Key points
- Researchers in Australia have created an artificial intelligence system that detects smuggled marine wildlife products in luggage scans.
- The system utilizes 3D X-ray CT airport scanners paired with a neural network to identify hidden items with 92 percent overall accuracy.
- The algorithm achieved specific detection rates of 95 percent for shark fins, 96 percent for seahorses, and 86 percent for sea cucumbers.
- To train the system, scientists conducted nearly 300 scans simulating common smuggling tricks like wrapping items in foil or hiding them in toys.

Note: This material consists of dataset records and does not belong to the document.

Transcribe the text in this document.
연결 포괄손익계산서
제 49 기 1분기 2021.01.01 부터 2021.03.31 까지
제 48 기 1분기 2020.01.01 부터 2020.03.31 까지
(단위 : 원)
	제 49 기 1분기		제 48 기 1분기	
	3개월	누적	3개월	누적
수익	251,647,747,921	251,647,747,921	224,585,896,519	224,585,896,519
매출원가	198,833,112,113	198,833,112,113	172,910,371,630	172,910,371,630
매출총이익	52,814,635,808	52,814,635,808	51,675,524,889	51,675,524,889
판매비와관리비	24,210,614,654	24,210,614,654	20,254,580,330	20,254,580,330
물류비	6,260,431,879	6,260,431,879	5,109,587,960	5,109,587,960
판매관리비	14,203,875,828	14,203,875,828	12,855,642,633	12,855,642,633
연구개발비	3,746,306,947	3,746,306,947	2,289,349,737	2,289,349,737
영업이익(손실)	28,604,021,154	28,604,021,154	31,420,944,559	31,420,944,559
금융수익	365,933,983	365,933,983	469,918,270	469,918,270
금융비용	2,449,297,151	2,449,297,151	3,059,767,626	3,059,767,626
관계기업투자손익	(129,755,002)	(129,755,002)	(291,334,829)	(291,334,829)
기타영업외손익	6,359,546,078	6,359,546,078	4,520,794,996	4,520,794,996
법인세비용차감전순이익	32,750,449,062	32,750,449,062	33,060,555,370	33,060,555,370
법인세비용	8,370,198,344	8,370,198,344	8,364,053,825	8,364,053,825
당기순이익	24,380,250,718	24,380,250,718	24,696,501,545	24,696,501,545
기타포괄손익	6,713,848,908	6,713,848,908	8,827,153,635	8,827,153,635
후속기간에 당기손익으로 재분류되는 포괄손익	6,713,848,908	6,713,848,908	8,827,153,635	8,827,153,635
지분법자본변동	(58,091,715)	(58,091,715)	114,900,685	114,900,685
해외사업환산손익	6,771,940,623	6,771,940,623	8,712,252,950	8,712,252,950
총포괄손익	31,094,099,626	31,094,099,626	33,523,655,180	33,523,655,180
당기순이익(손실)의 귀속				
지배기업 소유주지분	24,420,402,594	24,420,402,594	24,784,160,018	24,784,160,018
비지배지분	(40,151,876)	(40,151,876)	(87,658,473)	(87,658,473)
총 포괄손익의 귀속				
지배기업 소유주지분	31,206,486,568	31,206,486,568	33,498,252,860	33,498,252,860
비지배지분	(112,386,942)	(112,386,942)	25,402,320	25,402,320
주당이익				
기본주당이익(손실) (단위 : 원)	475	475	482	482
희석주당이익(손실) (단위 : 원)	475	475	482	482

- Developers emphasized the technology is designed to complement, rather than replace, human inspectors and sniffer dogs at borders.
Main Story
An international research team based in Australia has developed an artificial intelligence (AI) platform designed to intercept the illegal trafficking of marine wildlife products through airport security checkpoints.
According to a study published on Monday in the journal Frontiers in Ocean Sustainability, the system integrates with existing high-resolution 3D X-ray CT airport scanners to evaluate baggage contents. The technology addresses a critical vulnerability in global biosecurity, targeting a multi-billion-dollar illicit trade that severely threatens marine ecosystems but frequently evades detection because the items are easily hidden in ordinary passenger luggage.
To train the underlying neural network, scientists at Macquarie University collected data from nearly 300 individual scans using actual seized samples of marine wildlife products. The trial runs intentionally mirrored real-world smuggling tactics, testing the algorithm’s capability to spot contraband when wrapped tightly in clothing, packed in aluminum tin foil, or concealed deep inside children’s toys. The software proved highly successful in identifying specific high-value black-market commodities, matching or exceeding typical visual inspection benchmarks.
Despite the high accuracy rates, the development team noted that the software is not intended to operate as a standalone security solution. Operational challenges, such as occasional false positives and the uneven global distribution of advanced 3D scanning hardware, mean the tool must be integrated into broader security frameworks. Border agencies are expected to use the software as an automated digital assist layer to support existing physical inspection routines, canine units, and human customs officers rather than replacing them entirely.
The Issues
- Intercepting small, easily hidden marine contraband that lacks the distinct physical profile of larger trafficked items like ivory.
- Minimizing false positive alerts to ensure airport baggage processing flows remain efficient for travelers.
- Overcoming financial barriers to deploy advanced 3D X-ray CT scanning hardware uniformly across international borders.
What’s Being Said
- Managing expectations regarding the role of automated software at international border crossings, Dr. Vanessa Pirotta of Macquarie University, the study’s lead author, stated: “AI is not a silver bullet for detection, nor a replacement for human and sniffer dog detection,”.
What’s Next
- Software developers will refine the neural network to reduce false positive rates during high-volume luggage processing.
- Marine conservation groups will lobby international airport hubs to integrate the specialized AI detection models into their existing CT scanning software.
- Research teams may expand the algorithm’s training data to include other endangered marine and terrestrial species frequently targeted by global trafficking syndicates.
Bottom Line
Macquarie University researchers have built an AI network that works with airport 3D X-ray scanners to detect smuggled marine wildlife like shark fins and seahorses with 92 percent accuracy, offering a new digital layer to aid human border agents in combating illicit oceanic trade.